В затылке вдруг завел шарманку пакостный голосок, и тот голосок шептал, что сейчас ему накинут лишний год отсидки, засунут в одиночку, закуют в наручники, отрежут голову. Он твердил сам себе: успокойся, не дергайся, – но сердце стучало так, словно пыталось пробиться на волю сквозь грудную клетку.
– Что-то я тебя не понимаю, Тень, – сказал ему по дороге Уилсон.
– Чего вы не понимаете, сэр?
– Тебя. Такой ты, блядь, тихоня. Вежливый такой. Сидишь и ждешь, как старый пердун, а тебе, между прочим, сколько? Двадцать пять? Двадцать восемь?
– Тридцать два, сэр.
– А ты кто вообще такой? Испашка? Цыган?
– Не знаю, сэр. Может, и так.
– Может, ты вообще черномазый, а? Есть в тебе черномазая кровь, а, Тень?
– Может, и есть, сэр. – Тень выпрямился во весь рост, стараясь смотреть прямо перед собой. Нельзя вестись на провокации, ни в коем случае нельзя.
– Н-да? Ну, не знаю. Знаю только, что у меня, блядь, от тебя мурашки по коже. – Желтые, как песок, волосы Уилсона, желтое, как песок, лицо и желтая, как песок, улыбка. – Ты, говорят, покидаешь нас скоро.
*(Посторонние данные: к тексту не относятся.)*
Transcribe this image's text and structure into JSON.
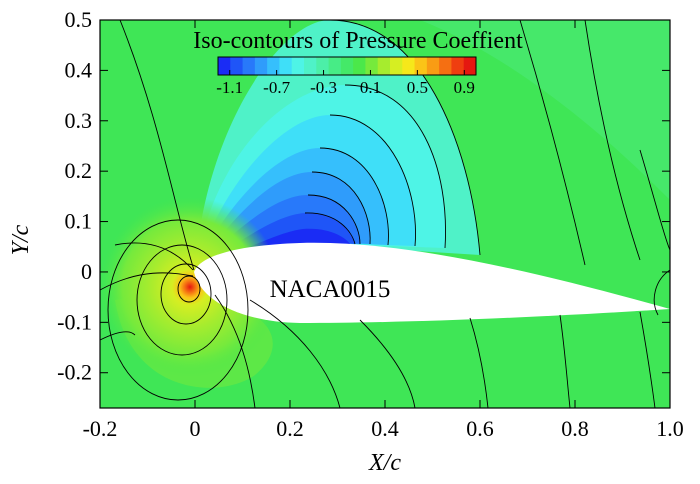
{
  "chart_data": {
    "type": "contour",
    "title": "Iso-contours of Pressure Coeffient",
    "xlabel": "X/c",
    "ylabel": "Y/c",
    "xlim": [
      -0.2,
      1.0
    ],
    "ylim": [
      -0.27,
      0.5
    ],
    "x_ticks": [
      "-0.2",
      "0",
      "0.2",
      "0.4",
      "0.6",
      "0.8",
      "1.0"
    ],
    "y_ticks": [
      "0.5",
      "0.4",
      "0.3",
      "0.2",
      "0.1",
      "0",
      "-0.1",
      "-0.2"
    ],
    "colorbar": {
      "label_ticks": [
        "-1.1",
        "-0.7",
        "-0.3",
        "0.1",
        "0.5",
        "0.9"
      ],
      "range": [
        -1.2,
        1.0
      ],
      "colors": [
        "#1a2cf5",
        "#1f55f7",
        "#2879fa",
        "#2f9cfb",
        "#36bffc",
        "#3fdff8",
        "#4ef4e6",
        "#4ff2c8",
        "#4cefa8",
        "#47ec86",
        "#44e968",
        "#4be84a",
        "#76ea3c",
        "#a6ec2e",
        "#d6ee22",
        "#f6e81a",
        "#fbc417",
        "#f99c14",
        "#f56f12",
        "#ef3e10",
        "#e51810"
      ]
    },
    "airfoil_label": "NACA0015",
    "series": [
      {
        "region": "suction-peak",
        "x": 0.25,
        "y": 0.07,
        "cp": -1.1
      },
      {
        "region": "stagnation",
        "x": -0.01,
        "y": -0.03,
        "cp": 1.0
      },
      {
        "region": "far-field",
        "cp": 0.0
      }
    ]
  }
}
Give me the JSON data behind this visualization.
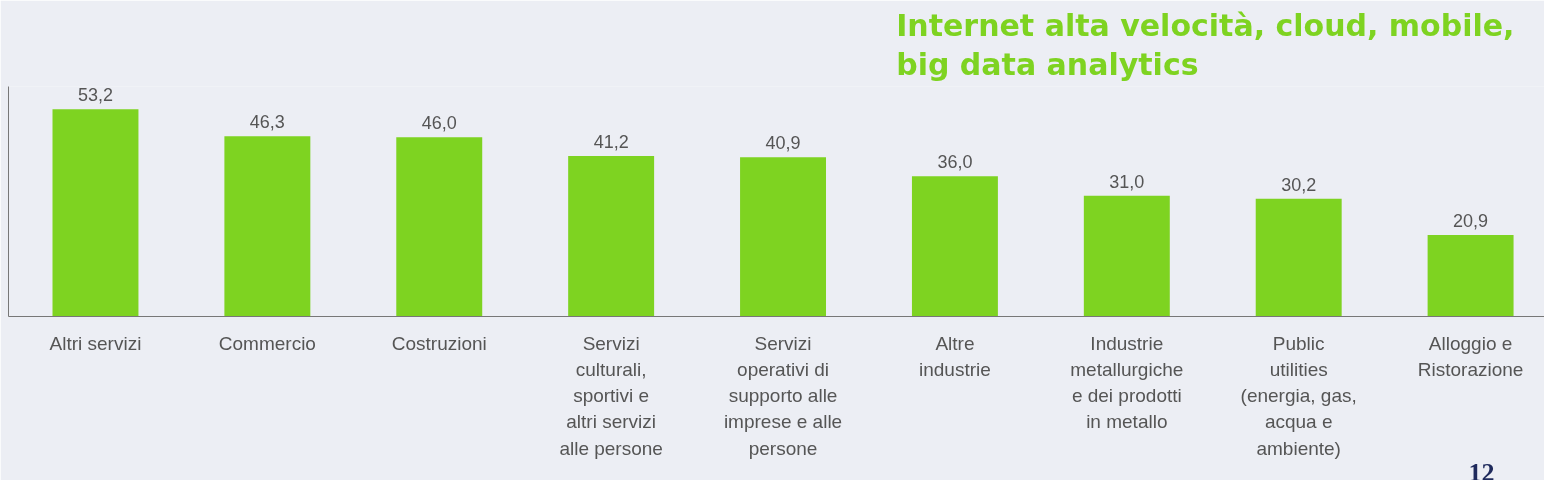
{
  "chart_data": {
    "type": "bar",
    "title": "Internet alta velocità, cloud, mobile, big data analytics",
    "categories": [
      "Altri servizi",
      "Commercio",
      "Costruzioni",
      "Servizi culturali, sportivi e altri servizi alle persone",
      "Servizi operativi di supporto alle imprese e alle persone",
      "Altre industrie",
      "Industrie metallurgiche e dei prodotti in metallo",
      "Public utilities (energia, gas, acqua e ambiente)",
      "Alloggio e Ristorazione"
    ],
    "values": [
      53.2,
      46.3,
      46.0,
      41.2,
      40.9,
      36.0,
      31.0,
      30.2,
      20.9
    ],
    "value_labels": [
      "53,2",
      "46,3",
      "46,0",
      "41,2",
      "40,9",
      "36,0",
      "31,0",
      "30,2",
      "20,9"
    ],
    "color": "#7ed321",
    "tick_labels": "x",
    "grid": false,
    "annotations": [
      "12"
    ]
  }
}
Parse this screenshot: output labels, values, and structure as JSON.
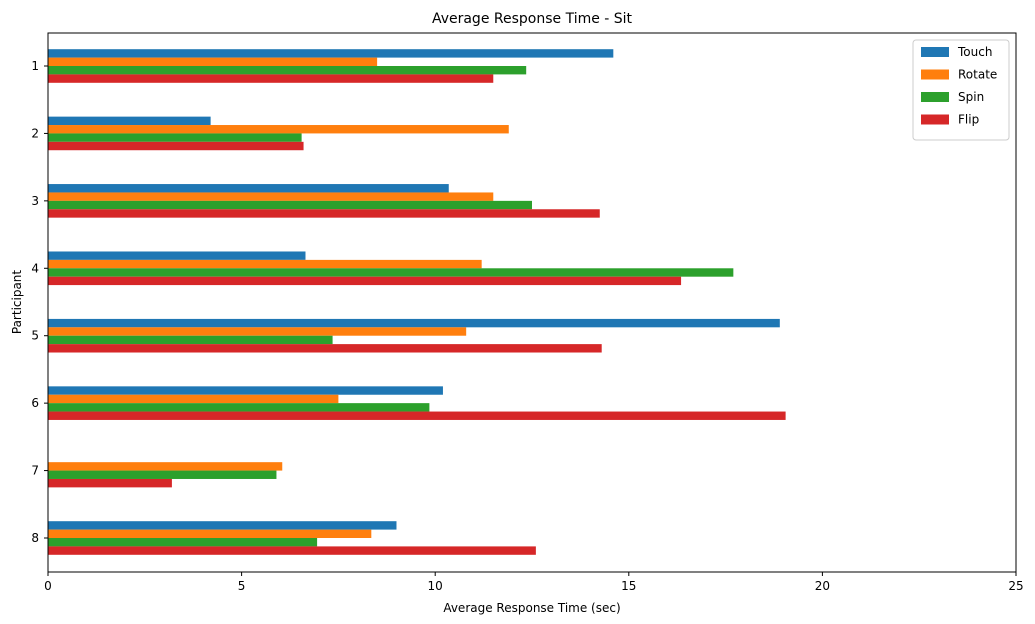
{
  "chart_data": {
    "type": "bar",
    "orientation": "horizontal",
    "title": "Average Response Time - Sit",
    "xlabel": "Average Response Time (sec)",
    "ylabel": "Participant",
    "categories": [
      "1",
      "2",
      "3",
      "4",
      "5",
      "6",
      "7",
      "8"
    ],
    "xlim": [
      0,
      25
    ],
    "xticks": [
      0,
      5,
      10,
      15,
      20,
      25
    ],
    "legend_position": "top-right",
    "grid": false,
    "series": [
      {
        "name": "Touch",
        "color": "#1f77b4",
        "values": [
          14.6,
          4.2,
          10.35,
          6.65,
          18.9,
          10.2,
          0,
          9.0
        ]
      },
      {
        "name": "Rotate",
        "color": "#ff7f0e",
        "values": [
          8.5,
          11.9,
          11.5,
          11.2,
          10.8,
          7.5,
          6.05,
          8.35
        ]
      },
      {
        "name": "Spin",
        "color": "#2ca02c",
        "values": [
          12.35,
          6.55,
          12.5,
          17.7,
          7.35,
          9.85,
          5.9,
          6.95
        ]
      },
      {
        "name": "Flip",
        "color": "#d62728",
        "values": [
          11.5,
          6.6,
          14.25,
          16.35,
          14.3,
          19.05,
          3.2,
          12.6
        ]
      }
    ]
  }
}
– Очень на это надеюсь, сэр.
Они прошли через несколько контрольных пунктов. Уилсон каждый раз показывал пропуск. Потом вверх по лестнице – и вот она, дверь кабинета начальника тюрьмы. Прямо на двери, черными буквами, имя – Дж. Паттерсон – а рядом световой индикатор в виде маленького дорожного светофора, и под ним кнопка.
Огонек горел самый верхний, но красный.
Уилсон нажал на кнопку.
Пару минут они стояли в полной тишине. Тень все твердил сам себе, что все в порядке, в пятницу утром он уже будет сидеть в самолете, а самолет полетит в Игл-Пойнт, но отчего-то ему уже во все это не верилось.
Красный огонек погас, загорелся зеленый, и Уилсон толкнул дверь. Они вошли.
За последние три года Тень несколько раз видел начальника тюрьмы. Один раз тот проводил экскурсию для какого-то политика. В другой раз, после того как тюрьму ни с того ни с сего перевели на более строгий режим содержания, заключенных разбили на группы по сто человек, и начальник выступил с речью перед каждой такой группой, объяснив в двух словах, что тюрьма переполнена, и поскольку переполненной она останется и впредь, лучше к подобному положению вещей привыкнуть сразу.
Издалека вид у Паттерсона был несколько лучше, чем при ближайшем рассмотрении. Вытянутое лицо, седые волосы подстрижены очень коротко, на военный манер. И запах «Олд спайс». За спиной у начальника – книжный шкаф, на каждом корешке надпись: «Тюрьма». Стол девственно чист, не считая телефона и перекидного календаря с картинками из «По ту сторону»[2]. За правым ухом у начальника был слуховой аппарат.
– Садитесь, прошу вас.
Тень сел. Уилсон встал у него за спиной.
Начальник выдвинул ящик стола, достал папку и положил ее перед собой.
– Здесь написано, что вам дали шесть лет за нанесение тяжких телесных, при отягчающих обстоятельствах. Отбыли вы три года. И в пятницу вас должны были освободить.
Должны были? Тень почувствовал, как где-то в районе желудка у него разверзлась пустота. Сколько же ему добавят? Год? Два? Все три, по полной? Но вслух он сказал:
– Так точно, сэр.
Начальник провел по губам кончиком языка.
– Что вы сказали?
– Я сказал: «Так точно, сэр».
– Послушайте, Тень, мы освободим вас сегодня, после обеда. Выйдете на пару дней раньше.
Тень кивнул и стал ждать, когда за ложкой меда последует бочка дегтя. Начальник уставился в папку с делом.
– Эта бумага пришла к нам из больницы имени Джонсона в Игл-Пойнте… Речь идет о вашей жене. Она погибла вчера вечером, вернее, сегодня ночью. В автомобильной катастрофе. Примите мои соболезнования.